Il partageait avec Henry Dunant l’idée d’aller vers une codification de la guerre. Pour ce qui est du traitement des prisonniers, l’Emir avait une longueur d’avance sur Dunant dont l’action donna naissance au Mouvement international de la Croix-Rouge, fondé en 1863.
Mohamed Chérif Sahli, biographe de l’Emir, écrivait dans son livre « Abdelkader, chevalier de la foi », que l’Emir cherchait à humaniser la guerre qu’il menait contre l’Armée d’occupation française, en publiant un décret, à travers l’ensemble du territoire qui reconnaissait son autorité, dans lequel il exhortait ses soldats à ne pas répondre à la sauvagerie de l’occupant par des pratiques similaires.

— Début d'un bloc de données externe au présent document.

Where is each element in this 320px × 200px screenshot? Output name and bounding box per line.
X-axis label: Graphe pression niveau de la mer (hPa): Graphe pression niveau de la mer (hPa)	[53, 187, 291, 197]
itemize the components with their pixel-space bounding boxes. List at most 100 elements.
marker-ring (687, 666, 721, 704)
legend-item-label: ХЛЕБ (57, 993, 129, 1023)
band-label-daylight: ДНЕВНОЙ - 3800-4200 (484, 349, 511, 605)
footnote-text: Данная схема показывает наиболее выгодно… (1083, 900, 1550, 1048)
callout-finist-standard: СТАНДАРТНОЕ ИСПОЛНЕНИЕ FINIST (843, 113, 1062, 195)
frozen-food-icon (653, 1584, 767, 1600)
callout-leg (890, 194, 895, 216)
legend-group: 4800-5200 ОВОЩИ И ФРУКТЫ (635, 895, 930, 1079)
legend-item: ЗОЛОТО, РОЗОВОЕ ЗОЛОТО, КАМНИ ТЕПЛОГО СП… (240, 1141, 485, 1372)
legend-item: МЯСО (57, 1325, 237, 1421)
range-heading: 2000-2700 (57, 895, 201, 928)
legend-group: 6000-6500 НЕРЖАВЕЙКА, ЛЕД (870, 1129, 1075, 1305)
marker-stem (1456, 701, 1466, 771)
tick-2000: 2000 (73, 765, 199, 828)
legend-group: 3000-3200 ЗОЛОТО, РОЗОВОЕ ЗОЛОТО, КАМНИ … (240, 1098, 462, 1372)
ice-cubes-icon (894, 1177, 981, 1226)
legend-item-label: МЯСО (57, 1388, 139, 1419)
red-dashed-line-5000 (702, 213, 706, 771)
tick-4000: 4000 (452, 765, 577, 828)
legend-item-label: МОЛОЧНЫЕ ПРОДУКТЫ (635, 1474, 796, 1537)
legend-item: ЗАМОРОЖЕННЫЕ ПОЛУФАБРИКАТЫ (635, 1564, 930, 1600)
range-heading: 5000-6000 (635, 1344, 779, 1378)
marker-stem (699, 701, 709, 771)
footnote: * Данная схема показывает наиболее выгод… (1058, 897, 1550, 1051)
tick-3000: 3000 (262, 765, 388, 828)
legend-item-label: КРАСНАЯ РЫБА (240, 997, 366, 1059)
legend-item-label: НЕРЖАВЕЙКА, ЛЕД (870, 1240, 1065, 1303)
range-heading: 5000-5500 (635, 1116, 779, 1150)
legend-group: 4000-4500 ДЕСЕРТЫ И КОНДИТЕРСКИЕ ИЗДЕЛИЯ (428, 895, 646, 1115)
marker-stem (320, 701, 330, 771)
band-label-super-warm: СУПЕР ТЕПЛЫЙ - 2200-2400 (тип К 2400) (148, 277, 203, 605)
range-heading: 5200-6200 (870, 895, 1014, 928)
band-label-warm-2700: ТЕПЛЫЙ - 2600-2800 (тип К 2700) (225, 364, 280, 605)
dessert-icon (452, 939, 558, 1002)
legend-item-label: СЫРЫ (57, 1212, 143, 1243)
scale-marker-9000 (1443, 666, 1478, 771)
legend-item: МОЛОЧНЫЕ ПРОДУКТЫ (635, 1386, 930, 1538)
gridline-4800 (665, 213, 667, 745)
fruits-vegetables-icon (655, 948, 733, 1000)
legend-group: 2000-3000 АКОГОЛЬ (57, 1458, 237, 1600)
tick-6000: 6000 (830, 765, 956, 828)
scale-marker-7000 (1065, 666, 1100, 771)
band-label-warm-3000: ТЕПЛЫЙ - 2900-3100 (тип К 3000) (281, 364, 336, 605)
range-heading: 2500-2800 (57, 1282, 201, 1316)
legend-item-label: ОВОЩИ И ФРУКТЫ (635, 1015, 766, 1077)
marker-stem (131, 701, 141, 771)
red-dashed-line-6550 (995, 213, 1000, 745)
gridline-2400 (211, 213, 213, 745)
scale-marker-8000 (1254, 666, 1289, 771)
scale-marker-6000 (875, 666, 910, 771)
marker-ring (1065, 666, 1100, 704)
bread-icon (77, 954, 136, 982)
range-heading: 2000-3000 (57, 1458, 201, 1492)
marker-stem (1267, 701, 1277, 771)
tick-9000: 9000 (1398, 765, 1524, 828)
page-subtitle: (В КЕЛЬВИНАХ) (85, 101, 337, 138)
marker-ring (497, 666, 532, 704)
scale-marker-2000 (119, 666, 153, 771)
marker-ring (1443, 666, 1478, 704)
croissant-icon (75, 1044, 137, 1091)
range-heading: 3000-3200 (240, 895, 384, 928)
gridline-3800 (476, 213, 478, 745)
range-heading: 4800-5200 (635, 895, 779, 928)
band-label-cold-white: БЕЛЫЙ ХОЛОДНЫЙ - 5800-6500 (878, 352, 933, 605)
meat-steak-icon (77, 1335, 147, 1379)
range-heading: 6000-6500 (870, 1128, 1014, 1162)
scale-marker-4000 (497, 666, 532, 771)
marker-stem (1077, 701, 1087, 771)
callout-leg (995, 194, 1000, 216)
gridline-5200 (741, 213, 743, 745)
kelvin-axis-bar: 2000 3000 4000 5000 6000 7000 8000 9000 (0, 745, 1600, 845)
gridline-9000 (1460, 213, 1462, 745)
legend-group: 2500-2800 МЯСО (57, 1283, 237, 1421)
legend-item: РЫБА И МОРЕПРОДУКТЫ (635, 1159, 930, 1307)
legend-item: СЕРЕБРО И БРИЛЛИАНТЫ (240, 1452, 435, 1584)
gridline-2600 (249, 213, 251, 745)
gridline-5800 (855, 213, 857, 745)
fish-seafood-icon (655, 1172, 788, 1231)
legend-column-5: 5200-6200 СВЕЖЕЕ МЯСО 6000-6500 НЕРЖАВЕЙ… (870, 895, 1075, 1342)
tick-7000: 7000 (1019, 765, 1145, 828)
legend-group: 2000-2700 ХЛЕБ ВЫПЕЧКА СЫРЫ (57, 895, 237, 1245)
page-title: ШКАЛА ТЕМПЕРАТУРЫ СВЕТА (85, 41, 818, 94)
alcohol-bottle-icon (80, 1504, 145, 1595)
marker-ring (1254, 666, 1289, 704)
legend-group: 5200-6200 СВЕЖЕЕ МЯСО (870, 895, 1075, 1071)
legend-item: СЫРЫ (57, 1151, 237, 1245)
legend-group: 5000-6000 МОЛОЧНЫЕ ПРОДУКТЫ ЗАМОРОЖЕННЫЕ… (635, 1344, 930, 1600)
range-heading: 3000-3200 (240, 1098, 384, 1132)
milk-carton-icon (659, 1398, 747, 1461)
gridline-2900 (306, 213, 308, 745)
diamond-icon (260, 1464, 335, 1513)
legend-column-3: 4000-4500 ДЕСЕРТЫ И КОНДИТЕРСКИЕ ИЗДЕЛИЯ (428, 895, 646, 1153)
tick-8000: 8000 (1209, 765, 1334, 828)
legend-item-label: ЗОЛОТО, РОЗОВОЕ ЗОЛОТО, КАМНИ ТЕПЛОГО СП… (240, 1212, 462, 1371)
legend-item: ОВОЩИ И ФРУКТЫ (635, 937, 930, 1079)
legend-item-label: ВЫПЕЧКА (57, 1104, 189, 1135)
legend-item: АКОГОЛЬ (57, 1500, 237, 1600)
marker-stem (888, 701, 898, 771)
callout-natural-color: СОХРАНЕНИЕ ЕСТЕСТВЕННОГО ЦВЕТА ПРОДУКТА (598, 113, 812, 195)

« Tout Arabe qui amènera vivant un soldat français recevra pour récompense la somme de huit dourous (à). Tout Arabe qui aura un Français en sa possession sera tenu de le bien traiter et de le conduire le plus promptement possible, soit devant le Khalifa, soit devant l’Emir lui-même. Dans le cas où le prisonnier aurait à se plaindre de mauvais traitement l’Arabe n’aura droit à aucune récompense ».
« A la suite de cette décision, un soldat algérien, s’adressant à Abdelkader, lui demande : Quelle récompense pour un prisonnier vivant ? huit dourous – Et pour une tête coupée ?- Vingt cinq coups de bâton sur la plante des pieds ».
L’Emir Abdelkader apparaît en pionnier comme en témoigne l’extrait de cette correspondance adressée vers 1845 par l’Emir à Monseigneur Dupuch, archevêque d’Alger : « (…) Envoyez un prêtre dans mon camp. Il ne manquera de rien. Je veillerai à ce qu’il soit honoré et respecté comme il convient (…). Il priera chaque jour avec les prisonniers, il les réconfortera, il correspondra avec leurs familles. Il pourra ainsi leur procurer le moyen de recevoir de l’argent, des vêtements, des livres, en un mot tout ce dont ils peuvent avoir le désir ou le besoin.
« A une seule condition : dès son arrivée ici, il doit solennellement promettre, une fois pour toutes, de ne jamais faire aucune allusion, dans ses lettres à l’emplacement de mes bivouacs, ou à mes mouvements tactiques (…) ».
Il fut également parmi les précurseurs du dialogue entre les religions.
La coexistence entre des personnes issues de différentes confessions était un principe intangible chez lui.
Il illustra sa vision, lorsqu’il évita un bain de sang en secourant les chrétiens de Syrie des assauts de la communauté druze. Le transfert des cendres de l’Emir Abdelkader, le 5 juillet 1966, de Damas à Alger fut une occasion pour les Algériens qui venaient de célébrer l’anniversaire du recouvrement de leur indépendance, de se souvenir de cet homme qui a été le premier à poser les jalons de l’Etat algérien moderne. Le retour des cendres du leader de la résistance algérienne à l’occupation française, décédé le 26 mai 1883, fut accueilli triomphalement par la population.